Set to open Friday under the title “The Radiant Strides, Moving the World,” the exhibition will celebrate the achievements of the late runner Sohn Kee-chung, who won the men’s marathon gold medal at the 1936 Berlin Olympics while wearing the Japanese flag. He set an Olympic record with 2:29:19.
Though Sohn was the first Korean-born athlete to win an Olympic gold, he went into the record books as a Japanese medalist in Berlin. During the medal ceremony, Sohn famously held an oak sapling in front of him to hide the Japanese flag on his chest, while Korean newspapers altered the image to remove the Japanese flag from Sohn’s running tunic.
The exhibition features Sohn’s handwritten postcard, on which he signed “Korean” in English, along with his name written in Korean. It is dated Aug. 15, 1936, six days after his gold medal race.
According to the museum, Sohn signed his name in Korean at every opportunity he had during the colonial period so that people would know he was not Japanese.
The postcard is “an important material that demonstrates his strong determination to show his identity as a Korean,” the museum explained.

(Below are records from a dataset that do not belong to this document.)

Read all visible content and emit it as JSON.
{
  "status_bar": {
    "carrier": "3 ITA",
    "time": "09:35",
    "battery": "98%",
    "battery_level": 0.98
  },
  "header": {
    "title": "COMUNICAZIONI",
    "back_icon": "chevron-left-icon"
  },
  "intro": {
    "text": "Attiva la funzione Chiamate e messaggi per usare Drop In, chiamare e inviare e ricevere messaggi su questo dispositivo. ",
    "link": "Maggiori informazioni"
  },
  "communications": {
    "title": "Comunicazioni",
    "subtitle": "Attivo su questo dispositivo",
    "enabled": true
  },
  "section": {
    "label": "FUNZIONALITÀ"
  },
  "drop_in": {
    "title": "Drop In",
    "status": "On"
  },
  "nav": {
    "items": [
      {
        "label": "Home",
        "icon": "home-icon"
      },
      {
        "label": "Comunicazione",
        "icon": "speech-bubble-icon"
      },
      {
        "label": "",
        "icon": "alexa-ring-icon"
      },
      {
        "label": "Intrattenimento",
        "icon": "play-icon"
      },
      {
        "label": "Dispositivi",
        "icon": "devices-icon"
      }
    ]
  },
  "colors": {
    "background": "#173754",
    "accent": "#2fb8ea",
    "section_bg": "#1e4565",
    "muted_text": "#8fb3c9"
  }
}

Other items include Sohn’s gold medal, the Corinthian helmet belatedly presented to Sohn as a prize, laurel wreath and newspaper clippings detailing Sohn’s victory.
The helmet, from the sixth century B.C., was discovered in Greece and was supposed to have been awarded to Sohn as the marathon champion. However, the International Olympic Committee decided handing out such a valuable gift would violate the amateur spirit of the Olympic Games.

This poster, provided by the National Museum of Korea, promotes the new exhibition, “The Radiant Strides, Moving the World,” highlighting the achievements of the late Korean Olympic marathon champion Sohn Kee-chung. (Yonhap)
The helmet was held in a German museum before Sohn finally received it in 1986, during the 50th anniversary celebration of the Berlin Games. It was designated as South Korea’s National Treasure in 1987, and Sohn donated it to the National Museum in 1994.
The museum leaned on artificial intelligence to recreate Sohn’s gold medal-winning run in 1936 and also his torch relay during the 1988 Seoul Olympics.
Held in commemoration of the 80th anniversary of Korea’s liberation from Japan, the exhibition will run through Dec. 28.